I focus in particular on challenges of integrating models and data in comprehensible large-scale models, and the associated controversies regarding the role of genomics for understanding complex diseases. The development of systems medicine, as it is currently conceived, is dependent on access to and collection of new data types such as whole-genome sequencing and continuous measurement of disease-related variables such as blood pressure, heart rate, blood sugar levels, protein markers etc. Accordingly, data-collection and model development will be conducted by different groups of basic science researchers, clinicians, practicing health service personnel, and individual patients.
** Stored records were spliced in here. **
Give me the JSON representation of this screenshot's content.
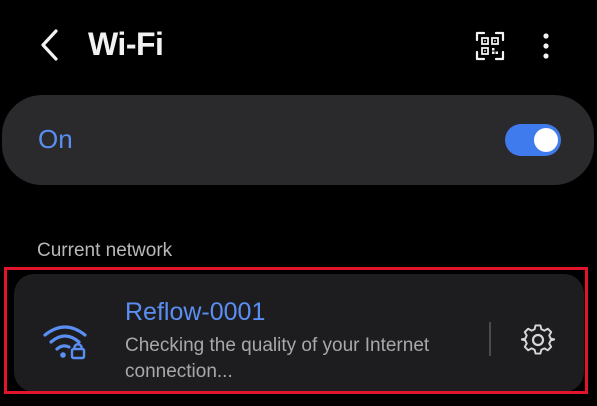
{
  "header": {
    "title": "Wi-Fi",
    "back_icon": "chevron-left-icon",
    "qr_icon": "qr-code-scan-icon",
    "more_icon": "more-vertical-icon"
  },
  "wifi_toggle": {
    "label": "On",
    "state": true,
    "accent_color": "#3f7bec"
  },
  "current_network": {
    "section_title": "Current network",
    "name": "Reflow-0001",
    "status": "Checking the quality of your Internet connection...",
    "icon": "wifi-lock-icon",
    "settings_icon": "gear-icon"
  },
  "colors": {
    "background": "#000000",
    "card": "#2a2a2c",
    "accent_text": "#5a8ef2",
    "highlight_border": "#e0142a"
  }
}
Patients are expected to actively engage in data collection as ‘consumers’ of health-technologies for self-monitoring of health-relevant information. The integration of scientific research and disease-preventing health strategies is a potent resource for understanding disease from a perspective that accounts for interdependencies between different diseases and for conditions specific for individual patients. But several researchers have raised concerns about the possibility of turning the vast amount of information into medically useful models. While some see genomics as a powerful tool for a new medicine, tailored to individuals with specific genetic profiles, others argue that making sense of the effects of gene mutations requires a better understanding of the organization of higher levels such as tissues and the whole human body. I demonstrate how such disagreements are often rooted in different views on the ontology of diseases, and in differences in epistemic standards for modeling. For instance, it is currently debated whether cancer is a cell-based disease (caused by mutations) or a tissue-based disease (caused by failure of higher-level organization). Furthermore, it is unclear how patient-specific information can be adequately related to relevant reference classes and to what extent large-scale models will provide evidence needed for health professional to make an informed decision. Analyzing the debate on the prospects of systems medicine, I examine how scientific disagreements relate to different epistemic and ontological standards for how we may best approach and perceive the functioning and malfunctioning of living systems.